We’ve all been warned to watch out for ticks while doing yard work, going for a hike, having a family picnic or being anywhere near wooded and tall grass areas — ticks’ favorite places to hang out. Lyme disease has been the number one health concern when it comes to ticks, until now.
A potentially fatal virus has been found in the United States, in the Northeast and Great Lakes region. Known as the Powassan (POW) virus, the disease is transmitted to humans by infected ticks. Anyone bitten by a tick in an area where this virus is commonly found can get infected with POW virus. It can cause severe problems, with symptoms including fever, headache, vomiting, weakness, confusion, loss of coordination, speech difficulties and seizures.

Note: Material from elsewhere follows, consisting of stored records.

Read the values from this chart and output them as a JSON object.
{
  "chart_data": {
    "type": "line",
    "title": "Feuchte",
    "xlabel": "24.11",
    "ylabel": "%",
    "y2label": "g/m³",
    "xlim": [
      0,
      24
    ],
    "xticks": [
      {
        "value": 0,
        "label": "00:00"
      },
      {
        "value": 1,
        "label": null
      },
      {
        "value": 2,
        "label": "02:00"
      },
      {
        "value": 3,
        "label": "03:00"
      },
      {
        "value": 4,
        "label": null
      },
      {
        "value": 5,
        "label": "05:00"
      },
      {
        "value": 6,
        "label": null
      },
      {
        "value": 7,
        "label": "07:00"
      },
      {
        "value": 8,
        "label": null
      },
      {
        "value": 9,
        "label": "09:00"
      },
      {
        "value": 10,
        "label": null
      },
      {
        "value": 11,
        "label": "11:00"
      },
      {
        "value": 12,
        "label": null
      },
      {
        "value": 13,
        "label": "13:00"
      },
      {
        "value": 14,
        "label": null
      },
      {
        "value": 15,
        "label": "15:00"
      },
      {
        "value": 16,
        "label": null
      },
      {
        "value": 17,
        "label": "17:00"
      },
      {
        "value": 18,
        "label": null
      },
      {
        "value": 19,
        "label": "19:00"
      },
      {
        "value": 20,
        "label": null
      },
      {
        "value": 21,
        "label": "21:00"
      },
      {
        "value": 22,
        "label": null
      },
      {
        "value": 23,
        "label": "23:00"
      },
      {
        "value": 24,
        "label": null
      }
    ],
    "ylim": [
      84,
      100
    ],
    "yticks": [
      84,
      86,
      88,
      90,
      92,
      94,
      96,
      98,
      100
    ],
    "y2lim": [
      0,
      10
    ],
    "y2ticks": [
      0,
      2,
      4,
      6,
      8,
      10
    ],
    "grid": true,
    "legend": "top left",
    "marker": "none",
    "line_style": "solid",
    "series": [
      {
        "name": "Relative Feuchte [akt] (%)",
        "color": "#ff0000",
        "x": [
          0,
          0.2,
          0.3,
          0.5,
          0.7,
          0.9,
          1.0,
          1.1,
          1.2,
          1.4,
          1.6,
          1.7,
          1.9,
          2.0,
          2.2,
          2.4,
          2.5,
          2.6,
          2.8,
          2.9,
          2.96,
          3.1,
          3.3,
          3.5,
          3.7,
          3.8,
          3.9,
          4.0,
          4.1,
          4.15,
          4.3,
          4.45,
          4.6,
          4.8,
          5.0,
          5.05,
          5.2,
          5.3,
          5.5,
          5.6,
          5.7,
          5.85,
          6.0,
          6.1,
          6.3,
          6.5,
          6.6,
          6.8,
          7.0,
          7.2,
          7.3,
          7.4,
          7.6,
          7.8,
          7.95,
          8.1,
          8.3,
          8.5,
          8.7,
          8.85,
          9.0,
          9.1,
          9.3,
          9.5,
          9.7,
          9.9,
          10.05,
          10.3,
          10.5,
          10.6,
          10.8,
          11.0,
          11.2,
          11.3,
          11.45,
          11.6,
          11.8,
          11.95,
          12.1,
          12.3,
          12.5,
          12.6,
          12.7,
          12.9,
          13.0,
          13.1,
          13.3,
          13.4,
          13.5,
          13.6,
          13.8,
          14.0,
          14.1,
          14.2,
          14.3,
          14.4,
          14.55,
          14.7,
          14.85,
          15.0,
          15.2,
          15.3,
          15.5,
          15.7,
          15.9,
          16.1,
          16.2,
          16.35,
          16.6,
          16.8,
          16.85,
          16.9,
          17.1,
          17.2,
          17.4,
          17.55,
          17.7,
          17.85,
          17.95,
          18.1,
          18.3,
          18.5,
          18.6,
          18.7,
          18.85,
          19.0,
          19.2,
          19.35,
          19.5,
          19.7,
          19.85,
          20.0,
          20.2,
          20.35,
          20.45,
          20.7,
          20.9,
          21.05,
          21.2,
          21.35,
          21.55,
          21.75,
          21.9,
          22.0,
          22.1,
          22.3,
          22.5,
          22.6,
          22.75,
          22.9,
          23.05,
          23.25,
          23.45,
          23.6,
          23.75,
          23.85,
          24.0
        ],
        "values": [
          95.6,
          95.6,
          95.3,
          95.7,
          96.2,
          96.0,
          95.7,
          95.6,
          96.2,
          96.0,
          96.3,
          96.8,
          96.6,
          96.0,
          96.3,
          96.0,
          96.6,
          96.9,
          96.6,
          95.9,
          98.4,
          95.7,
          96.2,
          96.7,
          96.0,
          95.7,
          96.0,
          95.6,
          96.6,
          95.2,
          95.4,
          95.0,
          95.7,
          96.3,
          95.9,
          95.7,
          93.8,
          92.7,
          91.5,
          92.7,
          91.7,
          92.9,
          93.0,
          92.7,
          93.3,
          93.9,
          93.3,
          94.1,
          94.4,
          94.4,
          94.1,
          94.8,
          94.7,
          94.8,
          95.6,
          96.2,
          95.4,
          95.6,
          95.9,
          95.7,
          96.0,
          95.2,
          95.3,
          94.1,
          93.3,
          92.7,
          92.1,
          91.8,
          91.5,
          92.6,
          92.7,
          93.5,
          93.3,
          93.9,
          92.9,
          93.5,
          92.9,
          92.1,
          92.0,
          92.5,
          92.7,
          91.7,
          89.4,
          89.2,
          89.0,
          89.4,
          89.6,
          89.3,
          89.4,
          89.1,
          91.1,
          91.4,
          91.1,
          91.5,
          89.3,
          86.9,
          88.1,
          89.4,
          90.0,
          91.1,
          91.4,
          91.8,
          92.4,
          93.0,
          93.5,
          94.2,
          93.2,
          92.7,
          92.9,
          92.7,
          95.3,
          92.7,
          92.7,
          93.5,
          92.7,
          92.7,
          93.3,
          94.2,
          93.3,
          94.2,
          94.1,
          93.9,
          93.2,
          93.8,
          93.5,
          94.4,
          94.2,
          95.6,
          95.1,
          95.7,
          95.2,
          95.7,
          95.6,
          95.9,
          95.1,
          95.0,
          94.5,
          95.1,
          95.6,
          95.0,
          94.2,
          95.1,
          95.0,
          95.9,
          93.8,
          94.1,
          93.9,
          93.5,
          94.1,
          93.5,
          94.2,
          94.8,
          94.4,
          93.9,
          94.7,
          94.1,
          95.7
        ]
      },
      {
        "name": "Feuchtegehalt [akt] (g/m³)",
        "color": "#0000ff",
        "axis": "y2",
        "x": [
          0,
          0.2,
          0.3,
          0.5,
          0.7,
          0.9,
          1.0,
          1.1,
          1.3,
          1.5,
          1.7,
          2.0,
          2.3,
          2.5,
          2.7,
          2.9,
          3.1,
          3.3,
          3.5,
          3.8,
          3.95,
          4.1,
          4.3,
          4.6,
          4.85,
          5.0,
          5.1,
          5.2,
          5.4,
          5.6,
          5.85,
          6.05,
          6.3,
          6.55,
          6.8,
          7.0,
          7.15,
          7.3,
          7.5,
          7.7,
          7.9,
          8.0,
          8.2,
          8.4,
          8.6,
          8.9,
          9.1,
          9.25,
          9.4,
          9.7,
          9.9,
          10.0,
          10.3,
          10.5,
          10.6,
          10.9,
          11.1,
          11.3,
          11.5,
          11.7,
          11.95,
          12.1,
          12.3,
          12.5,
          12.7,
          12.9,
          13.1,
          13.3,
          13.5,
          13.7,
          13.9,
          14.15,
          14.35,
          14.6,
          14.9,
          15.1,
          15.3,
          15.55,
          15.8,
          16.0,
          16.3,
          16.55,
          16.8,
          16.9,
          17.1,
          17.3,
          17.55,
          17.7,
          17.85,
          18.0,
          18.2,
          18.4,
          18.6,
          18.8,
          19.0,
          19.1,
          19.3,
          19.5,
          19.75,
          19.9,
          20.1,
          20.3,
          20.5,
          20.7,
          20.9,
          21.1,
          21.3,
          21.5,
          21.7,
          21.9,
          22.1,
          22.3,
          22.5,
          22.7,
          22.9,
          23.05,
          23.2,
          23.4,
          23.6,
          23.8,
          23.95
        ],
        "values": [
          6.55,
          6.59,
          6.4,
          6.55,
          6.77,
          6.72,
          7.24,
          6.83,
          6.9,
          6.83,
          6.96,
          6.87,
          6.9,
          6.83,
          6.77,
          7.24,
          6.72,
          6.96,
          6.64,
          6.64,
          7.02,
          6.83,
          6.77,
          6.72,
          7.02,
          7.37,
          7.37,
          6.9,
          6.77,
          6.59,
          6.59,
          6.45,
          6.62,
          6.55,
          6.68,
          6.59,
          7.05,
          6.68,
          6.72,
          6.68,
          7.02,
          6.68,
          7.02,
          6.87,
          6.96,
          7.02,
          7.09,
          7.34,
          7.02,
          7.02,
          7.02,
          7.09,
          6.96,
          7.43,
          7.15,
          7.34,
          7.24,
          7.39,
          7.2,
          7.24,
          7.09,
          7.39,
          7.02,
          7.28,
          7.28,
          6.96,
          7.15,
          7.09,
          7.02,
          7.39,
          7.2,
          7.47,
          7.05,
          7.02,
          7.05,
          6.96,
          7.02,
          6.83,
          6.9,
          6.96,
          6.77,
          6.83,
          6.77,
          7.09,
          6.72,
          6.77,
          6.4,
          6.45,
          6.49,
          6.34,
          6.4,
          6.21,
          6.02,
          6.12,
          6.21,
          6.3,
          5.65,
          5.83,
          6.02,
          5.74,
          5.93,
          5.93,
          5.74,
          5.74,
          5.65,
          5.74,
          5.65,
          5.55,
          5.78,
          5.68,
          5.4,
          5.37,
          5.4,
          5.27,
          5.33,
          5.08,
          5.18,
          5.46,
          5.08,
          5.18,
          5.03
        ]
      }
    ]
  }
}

Symptoms can begin to occur within hours of being bitten by an infected tick. Patients are also likely to become susceptible to neurological damage due to inflammation in the brain, which can also lead to meningitis.
Although this virus is more rare than Lyme disease, the symptoms and complications caused by contracting the POW virus can be much more life-threatening. According to the Centers for Disease Control and Prevention, approximately half of those who have survived the POW virus have permanent neurological symptoms, such as recurrent headaches, muscle wasting and memory problems. Around 10% of POW virus cases are fatal.

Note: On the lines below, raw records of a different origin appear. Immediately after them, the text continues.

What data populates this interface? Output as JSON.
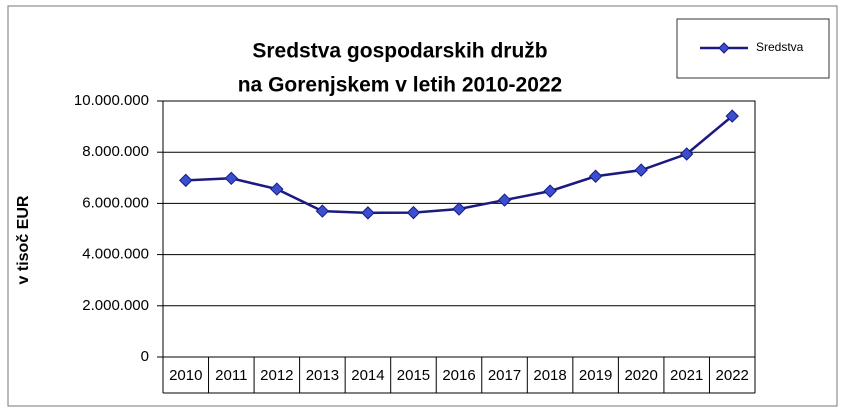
{
  "chart_data": {
    "type": "line",
    "title": [
      "Sredstva gospodarskih družb",
      "na Gorenjskem v letih 2010-2022"
    ],
    "y_label": "v tisoč EUR",
    "categories": [
      "2010",
      "2011",
      "2012",
      "2013",
      "2014",
      "2015",
      "2016",
      "2017",
      "2018",
      "2019",
      "2020",
      "2021",
      "2022"
    ],
    "series": [
      {
        "name": "Sredstva",
        "color": "#1a1a80",
        "marker_color": "#3a4fd0",
        "values": [
          6900000,
          6980000,
          6560000,
          5700000,
          5630000,
          5640000,
          5780000,
          6130000,
          6480000,
          7060000,
          7300000,
          7930000,
          9410000
        ]
      }
    ],
    "ylim": [
      0,
      10000000
    ],
    "yticks": [
      0,
      {
        "value": 2000000,
        "label": "2.000.000"
      },
      {
        "value": 4000000,
        "label": "4.000.000"
      },
      {
        "value": 6000000,
        "label": "6.000.000"
      },
      {
        "value": 8000000,
        "label": "8.000.000"
      },
      {
        "value": 10000000,
        "label": "10.000.000"
      }
    ],
    "grid": true,
    "legend": "top-right"
  }
}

There are no vaccines or medications to treat or prevent a POW virus infection. While it’s believed that the Lyme disease bacterium infects individuals only if the tick has been feeding on them for at least 24 hours, the Powassan virus is believed to need only 15 minutes. The best way to keep yourself and your family safe is to know where to look for ticks and how to protect yourself from being bitten.
How to Protect Yourself From the Powassan Virus
Ticks are most active in the late spring, early summer and mid-fall. They live in moist, humid environments, most often near wooded or grassy areas. Follow these tips to keep your family safe from ticks:
1. Cut the Grass
Get rid of any tall grass or brush in your yard, even if it’s at the edge of your lawn. Ticks love to hide out in tall grass. If they’ve made a home at the edge of your lawn, chances are they’ll make their way into your yard.
2. Keep Wood Piles Neat
Wood piles are another hangout spot for ticks, especially if the wood is stacked in the shade. If you keep a wood pile, move it to a spot that gets some sun. It will dry out, and keep it from staying moist — the preferred atmosphere for ticks.
3. Use Plants
There are plenty of tick repellents available, but the majority of them contain harsh chemicals. Try planting American beautyberry bushes. Their leaves have been known to repel ticks!

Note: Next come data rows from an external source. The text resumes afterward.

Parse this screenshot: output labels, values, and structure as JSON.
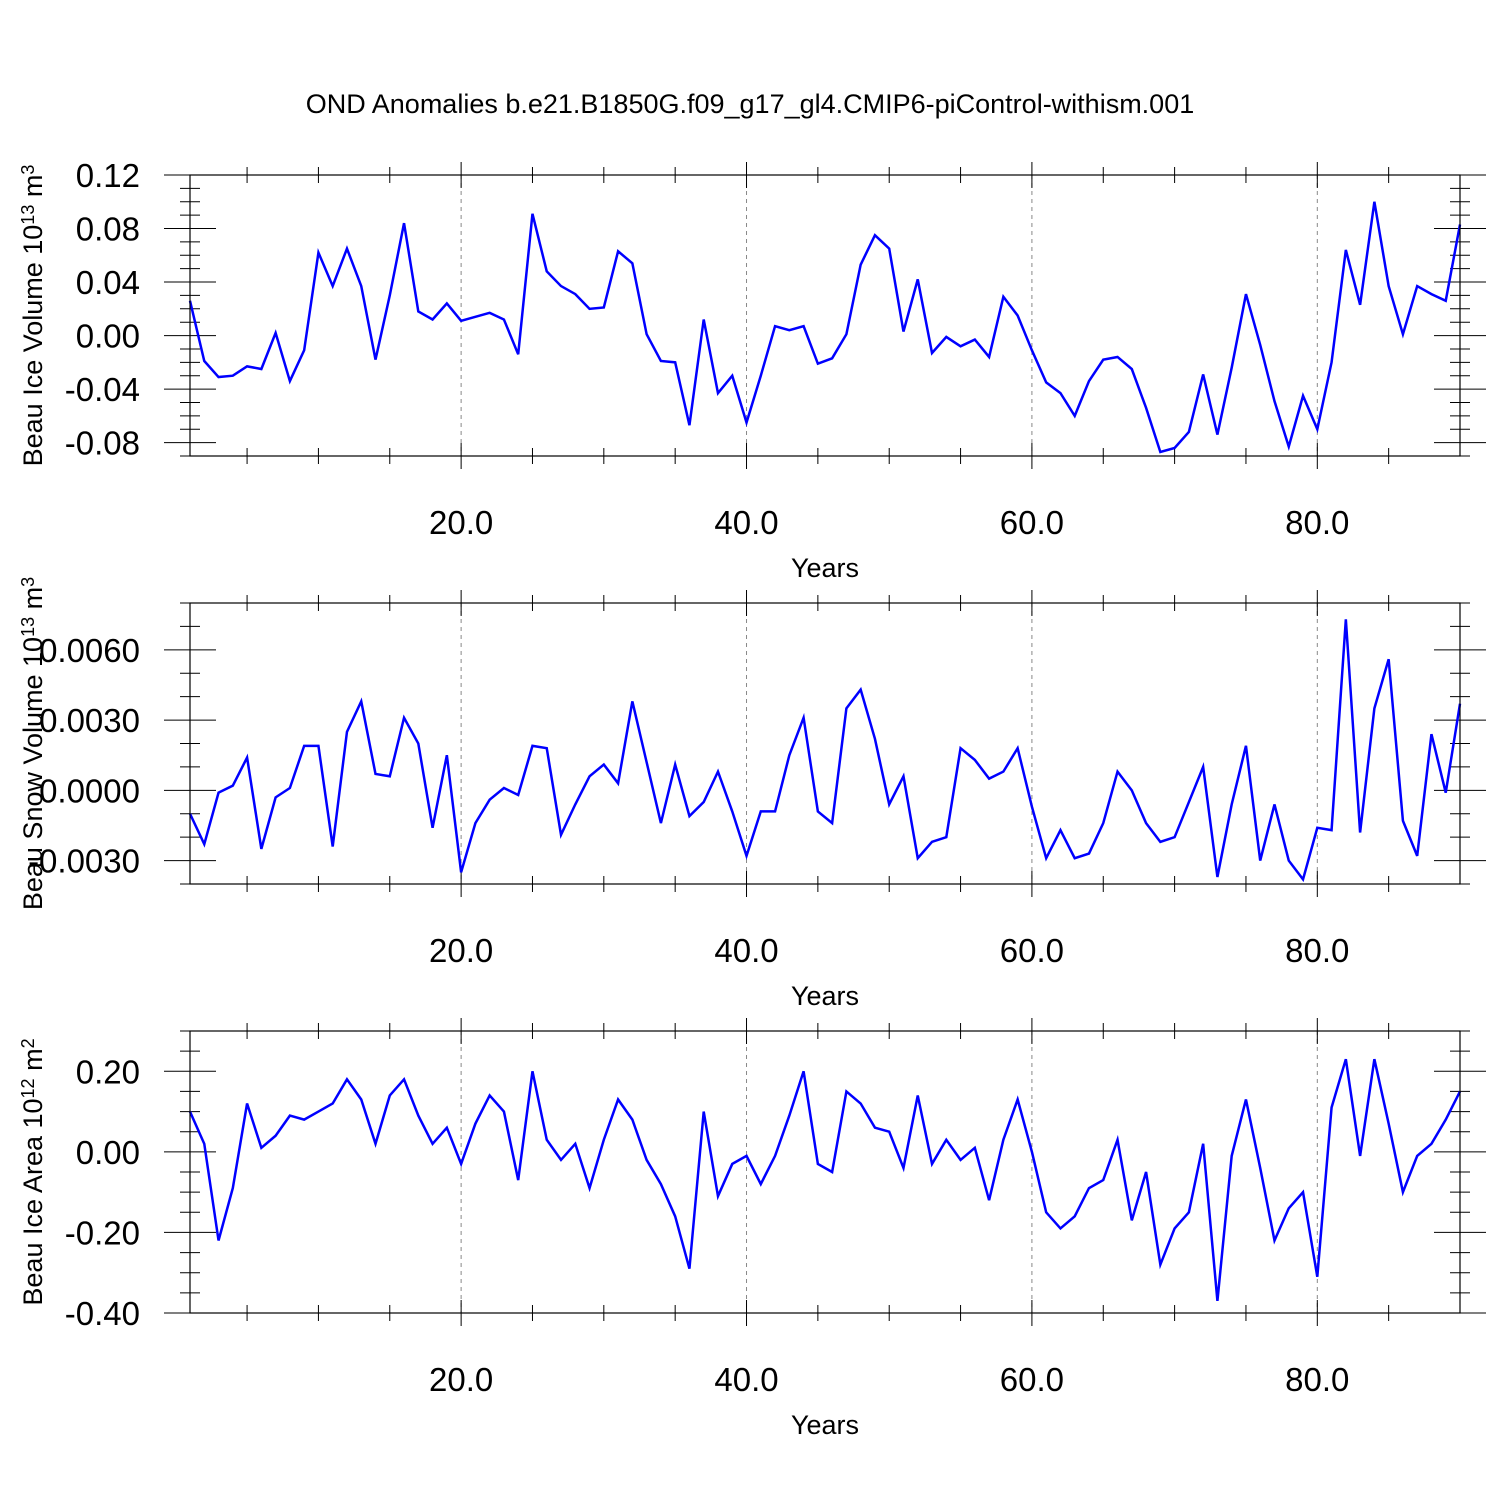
{
  "title": "OND Anomalies b.e21.B1850G.f09_g17_gl4.CMIP6-piControl-withism.001",
  "colors": {
    "line": "#0000ff",
    "axis": "#000000",
    "grid": "#888888"
  },
  "chart_data": [
    {
      "type": "line",
      "title": "OND Anomalies b.e21.B1850G.f09_g17_gl4.CMIP6-piControl-withism.001",
      "xlabel": "Years",
      "ylabel": "Beau Ice Volume 10",
      "ylabel_sup": "13",
      "ylabel_unit": " m",
      "ylabel_unit_sup": "3",
      "xlim": [
        1,
        90
      ],
      "ylim": [
        -0.09,
        0.12
      ],
      "xticks": [
        20,
        40,
        60,
        80
      ],
      "xtick_labels": [
        "20.0",
        "40.0",
        "60.0",
        "80.0"
      ],
      "yticks": [
        -0.08,
        -0.04,
        0.0,
        0.04,
        0.08,
        0.12
      ],
      "ytick_labels": [
        "-0.08",
        "-0.04",
        "0.00",
        "0.04",
        "0.08",
        "0.12"
      ],
      "grid": "vertical dashed at x ticks",
      "series": [
        {
          "x": [
            1,
            2,
            3,
            4,
            5,
            6,
            7,
            8,
            9,
            10,
            11,
            12,
            13,
            14,
            15,
            16,
            17,
            18,
            19,
            20,
            21,
            22,
            23,
            24,
            25,
            26,
            27,
            28,
            29,
            30,
            31,
            32,
            33,
            34,
            35,
            36,
            37,
            38,
            39,
            40,
            41,
            42,
            43,
            44,
            45,
            46,
            47,
            48,
            49,
            50,
            51,
            52,
            53,
            54,
            55,
            56,
            57,
            58,
            59,
            60,
            61,
            62,
            63,
            64,
            65,
            66,
            67,
            68,
            69,
            70,
            71,
            72,
            73,
            74,
            75,
            76,
            77,
            78,
            79,
            80,
            81,
            82,
            83,
            84,
            85,
            86,
            87,
            88,
            89,
            90
          ],
          "y": [
            0.026,
            -0.019,
            -0.031,
            -0.03,
            -0.023,
            -0.025,
            0.002,
            -0.034,
            -0.011,
            0.062,
            0.037,
            0.065,
            0.037,
            -0.018,
            0.03,
            0.084,
            0.018,
            0.012,
            0.024,
            0.011,
            0.014,
            0.017,
            0.012,
            -0.014,
            0.091,
            0.048,
            0.037,
            0.031,
            0.02,
            0.021,
            0.063,
            0.054,
            0.001,
            -0.019,
            -0.02,
            -0.067,
            0.012,
            -0.043,
            -0.03,
            -0.065,
            -0.03,
            0.007,
            0.004,
            0.007,
            -0.021,
            -0.017,
            0.001,
            0.053,
            0.075,
            0.065,
            0.003,
            0.042,
            -0.013,
            -0.001,
            -0.008,
            -0.003,
            -0.016,
            0.029,
            0.015,
            -0.011,
            -0.035,
            -0.043,
            -0.06,
            -0.034,
            -0.018,
            -0.016,
            -0.025,
            -0.054,
            -0.087,
            -0.084,
            -0.072,
            -0.029,
            -0.074,
            -0.024,
            0.031,
            -0.007,
            -0.049,
            -0.083,
            -0.045,
            -0.07,
            -0.02,
            0.064,
            0.023,
            0.1,
            0.037,
            0.001,
            0.037,
            0.031,
            0.026,
            0.083
          ]
        }
      ]
    },
    {
      "type": "line",
      "xlabel": "Years",
      "ylabel": "Beau Snow Volume 10",
      "ylabel_sup": "13",
      "ylabel_unit": " m",
      "ylabel_unit_sup": "3",
      "xlim": [
        1,
        90
      ],
      "ylim": [
        -0.004,
        0.008
      ],
      "xticks": [
        20,
        40,
        60,
        80
      ],
      "xtick_labels": [
        "20.0",
        "40.0",
        "60.0",
        "80.0"
      ],
      "yticks": [
        -0.003,
        0.0,
        0.003,
        0.006
      ],
      "ytick_labels": [
        "-0.0030",
        "0.0000",
        "0.0030",
        "0.0060"
      ],
      "grid": "vertical dashed at x ticks",
      "series": [
        {
          "x": [
            1,
            2,
            3,
            4,
            5,
            6,
            7,
            8,
            9,
            10,
            11,
            12,
            13,
            14,
            15,
            16,
            17,
            18,
            19,
            20,
            21,
            22,
            23,
            24,
            25,
            26,
            27,
            28,
            29,
            30,
            31,
            32,
            33,
            34,
            35,
            36,
            37,
            38,
            39,
            40,
            41,
            42,
            43,
            44,
            45,
            46,
            47,
            48,
            49,
            50,
            51,
            52,
            53,
            54,
            55,
            56,
            57,
            58,
            59,
            60,
            61,
            62,
            63,
            64,
            65,
            66,
            67,
            68,
            69,
            70,
            71,
            72,
            73,
            74,
            75,
            76,
            77,
            78,
            79,
            80,
            81,
            82,
            83,
            84,
            85,
            86,
            87,
            88,
            89,
            90
          ],
          "y": [
            -0.001,
            -0.0023,
            -0.0001,
            0.0002,
            0.0014,
            -0.0025,
            -0.0003,
            0.0001,
            0.0019,
            0.0019,
            -0.0024,
            0.0025,
            0.0038,
            0.0007,
            0.0006,
            0.0031,
            0.002,
            -0.0016,
            0.0015,
            -0.0035,
            -0.0014,
            -0.0004,
            0.0001,
            -0.0002,
            0.0019,
            0.0018,
            -0.0019,
            -0.0006,
            0.0006,
            0.0011,
            0.0003,
            0.0038,
            0.0012,
            -0.0014,
            0.0011,
            -0.0011,
            -0.0005,
            0.0008,
            -0.0009,
            -0.0028,
            -0.0009,
            -0.0009,
            0.0015,
            0.0031,
            -0.0009,
            -0.0014,
            0.0035,
            0.0043,
            0.0022,
            -0.0006,
            0.0006,
            -0.0029,
            -0.0022,
            -0.002,
            0.0018,
            0.0013,
            0.0005,
            0.0008,
            0.0018,
            -0.0007,
            -0.0029,
            -0.0017,
            -0.0029,
            -0.0027,
            -0.0014,
            0.0008,
            0.0,
            -0.0014,
            -0.0022,
            -0.002,
            -0.0005,
            0.001,
            -0.0037,
            -0.0006,
            0.0019,
            -0.003,
            -0.0006,
            -0.003,
            -0.0038,
            -0.0016,
            -0.0017,
            0.0073,
            -0.0018,
            0.0035,
            0.0056,
            -0.0013,
            -0.0028,
            0.0024,
            -0.0001,
            0.0037
          ]
        }
      ]
    },
    {
      "type": "line",
      "xlabel": "Years",
      "ylabel": "Beau Ice Area 10",
      "ylabel_sup": "12",
      "ylabel_unit": " m",
      "ylabel_unit_sup": "2",
      "xlim": [
        1,
        90
      ],
      "ylim": [
        -0.4,
        0.3
      ],
      "xticks": [
        20,
        40,
        60,
        80
      ],
      "xtick_labels": [
        "20.0",
        "40.0",
        "60.0",
        "80.0"
      ],
      "yticks": [
        -0.4,
        -0.2,
        0.0,
        0.2
      ],
      "ytick_labels": [
        "-0.40",
        "-0.20",
        "0.00",
        "0.20"
      ],
      "grid": "vertical dashed at x ticks",
      "series": [
        {
          "x": [
            1,
            2,
            3,
            4,
            5,
            6,
            7,
            8,
            9,
            10,
            11,
            12,
            13,
            14,
            15,
            16,
            17,
            18,
            19,
            20,
            21,
            22,
            23,
            24,
            25,
            26,
            27,
            28,
            29,
            30,
            31,
            32,
            33,
            34,
            35,
            36,
            37,
            38,
            39,
            40,
            41,
            42,
            43,
            44,
            45,
            46,
            47,
            48,
            49,
            50,
            51,
            52,
            53,
            54,
            55,
            56,
            57,
            58,
            59,
            60,
            61,
            62,
            63,
            64,
            65,
            66,
            67,
            68,
            69,
            70,
            71,
            72,
            73,
            74,
            75,
            76,
            77,
            78,
            79,
            80,
            81,
            82,
            83,
            84,
            85,
            86,
            87,
            88,
            89,
            90
          ],
          "y": [
            0.1,
            0.02,
            -0.22,
            -0.09,
            0.12,
            0.01,
            0.04,
            0.09,
            0.08,
            0.1,
            0.12,
            0.18,
            0.13,
            0.02,
            0.14,
            0.18,
            0.09,
            0.02,
            0.06,
            -0.03,
            0.07,
            0.14,
            0.1,
            -0.07,
            0.2,
            0.03,
            -0.02,
            0.02,
            -0.09,
            0.03,
            0.13,
            0.08,
            -0.02,
            -0.08,
            -0.16,
            -0.29,
            0.1,
            -0.11,
            -0.03,
            -0.01,
            -0.08,
            -0.01,
            0.09,
            0.2,
            -0.03,
            -0.05,
            0.15,
            0.12,
            0.06,
            0.05,
            -0.04,
            0.14,
            -0.03,
            0.03,
            -0.02,
            0.01,
            -0.12,
            0.03,
            0.13,
            0.0,
            -0.15,
            -0.19,
            -0.16,
            -0.09,
            -0.07,
            0.03,
            -0.17,
            -0.05,
            -0.28,
            -0.19,
            -0.15,
            0.02,
            -0.37,
            -0.01,
            0.13,
            -0.04,
            -0.22,
            -0.14,
            -0.1,
            -0.31,
            0.11,
            0.23,
            -0.01,
            0.23,
            0.07,
            -0.1,
            -0.01,
            0.02,
            0.08,
            0.15
          ]
        }
      ]
    }
  ]
}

4. Wear Protective Clothing
If you’re camping, hiking or spending time in a wooded area, wear protective clothing such as long sleeves and pants. Ticks start low and crawl upward, so tucking pant legs into socks is a good way to keep them on the outside of your clothing, where you can brush them off.
5. Check For Ticks Before Going Indoors
After spending time outdoors, be sure to check for ticks before going inside. If you find a tick, remove it immediately. Dogs and cats are also susceptible to tick bites and tick-borne diseases, so check your pets daily after they’ve spent time outdoors.